7. If you liked Ayn Rand’s Atlas Shrugged, you might enjoy Bioshock…
Console: Xbox 360
BioShock is a first-person shooter with RPG elements in which players guide the game’s hero, Jack, through the underwater utopia-turned-disaster of Rapture. Much like Rand’s idealized Atlantis, Rapture was constructed by fictional business tycoon Andrew Ryan, in order to create an off-the-grid society for the world’s elite to flourish outside of government control. Unlike Rand’s work, however, the discovery of ADAM, a superpower-granting plasmid, demolished the city and set the stage for the whirlwind narrative that takes place within the game. Given the objectivist themes and the Galt-ish references to “Who is Atlas?” it’s hard not to wonder how Dagny Taggart would fare playing this videogame.
8. If you liked Dave Eggers’ A Heartbreaking World of Staggering Genius, you might enjoy Portal 2…
Console: PlayStation 3
Portal 2 is a first-person puzzle-platformer and A Heartbreaking Work of Staggering Genius is most certainly not, but what makes both compelling is how they employ overly-indulgent uber-cleverness to create a fun, accessible esoteric world. At the center of both is an admiration for puzzles—both literal and metaphorical—and they both playfully challenge their audience to enjoy all the parts individually before stepping back to appreciate the sum.
9. If you liked Roald Dahl’s Charlie and the Chocolate Factory, you might enjoy Candy Crush Saga…

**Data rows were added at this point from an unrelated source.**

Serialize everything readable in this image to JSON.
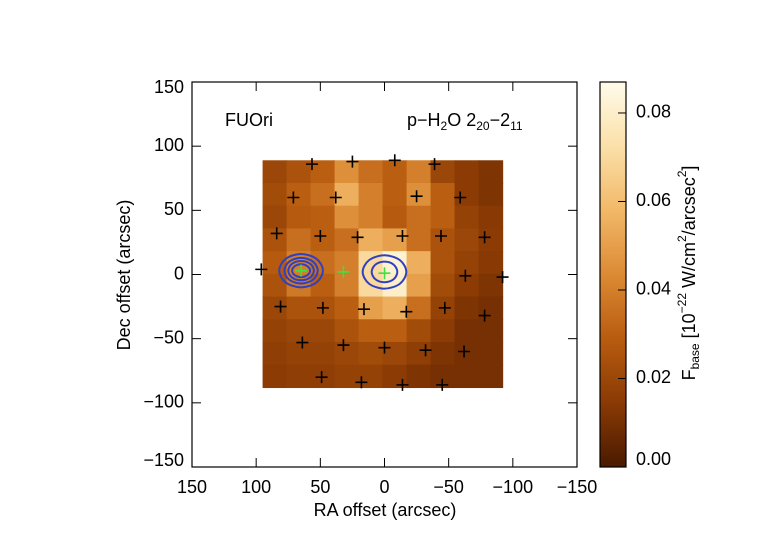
{
  "chart_data": {
    "type": "heatmap",
    "annotation_left": "FUOri",
    "annotation_right": [
      "p−H",
      "2",
      "O 2",
      "20",
      "−2",
      "11"
    ],
    "xlabel": "RA offset (arcsec)",
    "ylabel": "Dec offset (arcsec)",
    "colorbar_label": [
      "F",
      "base",
      " [10",
      "−22",
      " W/cm",
      "2",
      "/arcsec",
      "2",
      "]"
    ],
    "xlim": [
      150,
      -150
    ],
    "ylim": [
      -150,
      150
    ],
    "xticks": [
      150,
      100,
      50,
      0,
      {
        "value": -50,
        "label": "−50"
      },
      {
        "value": -100,
        "label": "−100"
      },
      {
        "value": -150,
        "label": "−150"
      }
    ],
    "yticks": [
      {
        "value": -150,
        "label": "−150"
      },
      {
        "value": -100,
        "label": "−100"
      },
      {
        "value": -50,
        "label": "−50"
      },
      0,
      50,
      100,
      150
    ],
    "image": {
      "xlim": [
        95,
        -92
      ],
      "ylim": [
        89,
        -88
      ],
      "z": [
        [
          0.02,
          0.025,
          0.03,
          0.045,
          0.035,
          0.03,
          0.04,
          0.02,
          0.015,
          0.012
        ],
        [
          0.022,
          0.03,
          0.035,
          0.055,
          0.04,
          0.03,
          0.045,
          0.03,
          0.015,
          0.012
        ],
        [
          0.02,
          0.028,
          0.03,
          0.045,
          0.04,
          0.028,
          0.035,
          0.03,
          0.018,
          0.014
        ],
        [
          0.025,
          0.035,
          0.03,
          0.035,
          0.055,
          0.05,
          0.035,
          0.025,
          0.02,
          0.015
        ],
        [
          0.028,
          0.04,
          0.035,
          0.04,
          0.07,
          0.082,
          0.055,
          0.025,
          0.018,
          0.014
        ],
        [
          0.025,
          0.038,
          0.03,
          0.04,
          0.07,
          0.08,
          0.05,
          0.022,
          0.015,
          0.012
        ],
        [
          0.02,
          0.025,
          0.025,
          0.03,
          0.05,
          0.055,
          0.035,
          0.018,
          0.012,
          0.01
        ],
        [
          0.018,
          0.02,
          0.02,
          0.025,
          0.03,
          0.03,
          0.022,
          0.015,
          0.01,
          0.01
        ],
        [
          0.016,
          0.018,
          0.018,
          0.02,
          0.022,
          0.02,
          0.016,
          0.012,
          0.01,
          0.01
        ],
        [
          0.015,
          0.016,
          0.016,
          0.018,
          0.018,
          0.015,
          0.012,
          0.01,
          0.01,
          0.01
        ]
      ]
    },
    "colormap": [
      "#4a1a00",
      "#8a3a04",
      "#b85c10",
      "#dc8a34",
      "#f2b868",
      "#fbe0a8",
      "#fffbea"
    ],
    "clim": [
      0,
      0.087
    ],
    "cticks": [
      {
        "value": 0,
        "label": "0.00"
      },
      0.02,
      0.04,
      0.06,
      0.08
    ],
    "crosses": {
      "color": "#000000",
      "x": [
        56.5,
        25,
        -8,
        -39,
        71,
        38,
        -25,
        -59,
        84,
        50,
        21,
        -14,
        -44,
        -78,
        96,
        -92,
        -63,
        81,
        48,
        16,
        -17,
        -47,
        -78,
        64,
        32,
        0,
        -32,
        -62,
        49,
        18,
        -14,
        -45
      ],
      "y": [
        86,
        88,
        89,
        86,
        60,
        60,
        61,
        60,
        32,
        30,
        29,
        30,
        30,
        29,
        4,
        -2,
        -1,
        -25,
        -26,
        -27,
        -29,
        -26,
        -32,
        -53,
        -55,
        -57,
        -59,
        -60,
        -80,
        -84,
        -86,
        -86
      ]
    },
    "sources": {
      "color": "#40e040",
      "x": [
        65,
        32,
        0
      ],
      "y": [
        3,
        2,
        1
      ]
    },
    "contour_color": "#3040c0",
    "contours": [
      {
        "x": [
          82,
          77,
          65,
          53,
          48,
          53,
          65,
          77
        ],
        "y": [
          3,
          12.2,
          16,
          12.2,
          3,
          -6.2,
          -10,
          -6.2
        ]
      },
      {
        "x": [
          78,
          74.2,
          65,
          55.8,
          52,
          55.8,
          65,
          74.2
        ],
        "y": [
          3,
          10.1,
          13,
          10.1,
          3,
          -4.1,
          -7,
          -4.1
        ]
      },
      {
        "x": [
          75,
          72.1,
          65,
          57.9,
          55,
          57.9,
          65,
          72.1
        ],
        "y": [
          3,
          8.3,
          10.5,
          8.3,
          3,
          -2.3,
          -4.5,
          -2.3
        ]
      },
      {
        "x": [
          72,
          69.9,
          65,
          60.1,
          58,
          60.1,
          65,
          69.9
        ],
        "y": [
          3,
          6.5,
          8,
          6.5,
          3,
          -0.5,
          -2,
          -0.5
        ]
      },
      {
        "x": [
          17,
          12,
          0,
          -12,
          -17,
          -12,
          0,
          12
        ],
        "y": [
          2,
          11.2,
          15,
          11.2,
          2,
          -7.2,
          -11,
          -7.2
        ]
      },
      {
        "x": [
          10,
          7.1,
          0,
          -7.1,
          -10,
          -7.1,
          0,
          7.1
        ],
        "y": [
          2,
          7.7,
          10,
          7.7,
          2,
          -3.7,
          -6,
          -3.7
        ]
      }
    ]
  }
}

Except for the lack of oompa loompas, it’s easier to imagine that Candy Crush Saga was created by none other than Willy Wonka himself. The game is bright, colorful and sweetness-obsessed, providing players with a hypnotic addition on their perpetual quests for Sugar Crushes. And yet as happy and gleeful as the game appears to be, there is a Wonka-esque smiley sinister lurking behind it all as players continually dole out “only 99 cents,” over and over to pay for extra lives. Wait a minute! Strike that and reverse it! It’s “only 99 cents” after all. A little nonsense now and then is relished by the wisest men. Thank you, thank you!

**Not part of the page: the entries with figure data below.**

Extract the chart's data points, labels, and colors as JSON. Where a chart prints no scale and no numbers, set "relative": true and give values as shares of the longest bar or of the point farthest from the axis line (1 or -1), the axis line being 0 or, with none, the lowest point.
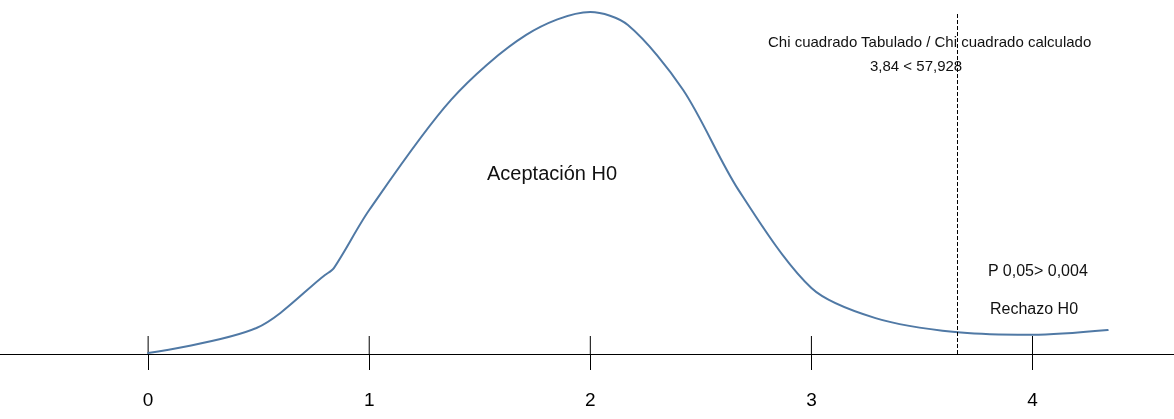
{
  "chart_data": {
    "type": "line",
    "relative": true,
    "x": [
      0,
      0.49,
      0.8,
      0.84,
      1,
      1.37,
      1.71,
      2,
      2.17,
      2.42,
      2.67,
      3,
      3.29,
      3.65,
      4,
      4.34
    ],
    "series": [
      {
        "color": "#5079a5",
        "values": [
          0.003,
          0.076,
          0.231,
          0.251,
          0.421,
          0.743,
          0.933,
          1,
          0.962,
          0.772,
          0.48,
          0.193,
          0.105,
          0.064,
          0.056,
          0.07
        ]
      }
    ],
    "xlim": [
      -0.67,
      4.64
    ],
    "xticks": [
      0,
      1,
      2,
      3,
      4
    ],
    "ref_lines": [
      {
        "axis": "x",
        "value": 3.66,
        "line_style": "dashed",
        "color": "#000000"
      }
    ],
    "annotations": [
      "Aceptación H0",
      "P 0,05> 0,004",
      "Rechazo H0",
      "Chi cuadrado Tabulado / Chi cuadrado calculado",
      "3,84 < 57,928"
    ],
    "grid": false,
    "marker": "none",
    "line_style": "solid"
  }
}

10. If you liked Tim O’Briens The Things They Carried, you might enjoy Titanfall…
Console: Xbox One
The highlight of O’Brien’s incredible short story collection is undoubtedly “How to Tell a True War Story,” which presents the truth of war as a fragile, fickle and malleable thing. He posits that, in the end, the factual truth of a war story doesn’t matter so much as the emotional one the story creates, and that’s where the similarity with Titanfall comes into play. From a narrative perspective, the notion of players fighting a war in graphically-sophisticated mech-style exoskeletons (called “Titans”) may seem too over-the-top to be taken seriously, but the mile-a-minute feel of playing in this war-torn landscape, particularly when joined by eleven other players online, simulates many of the sensations that come from heated battle. Certainly a virtual war cannot compare to actual one, but this immersive new game at least grabs the torch from Tim O’Brien to deliver a new kind of digital truth that may not be real but, at least at the time, certainly is not fake.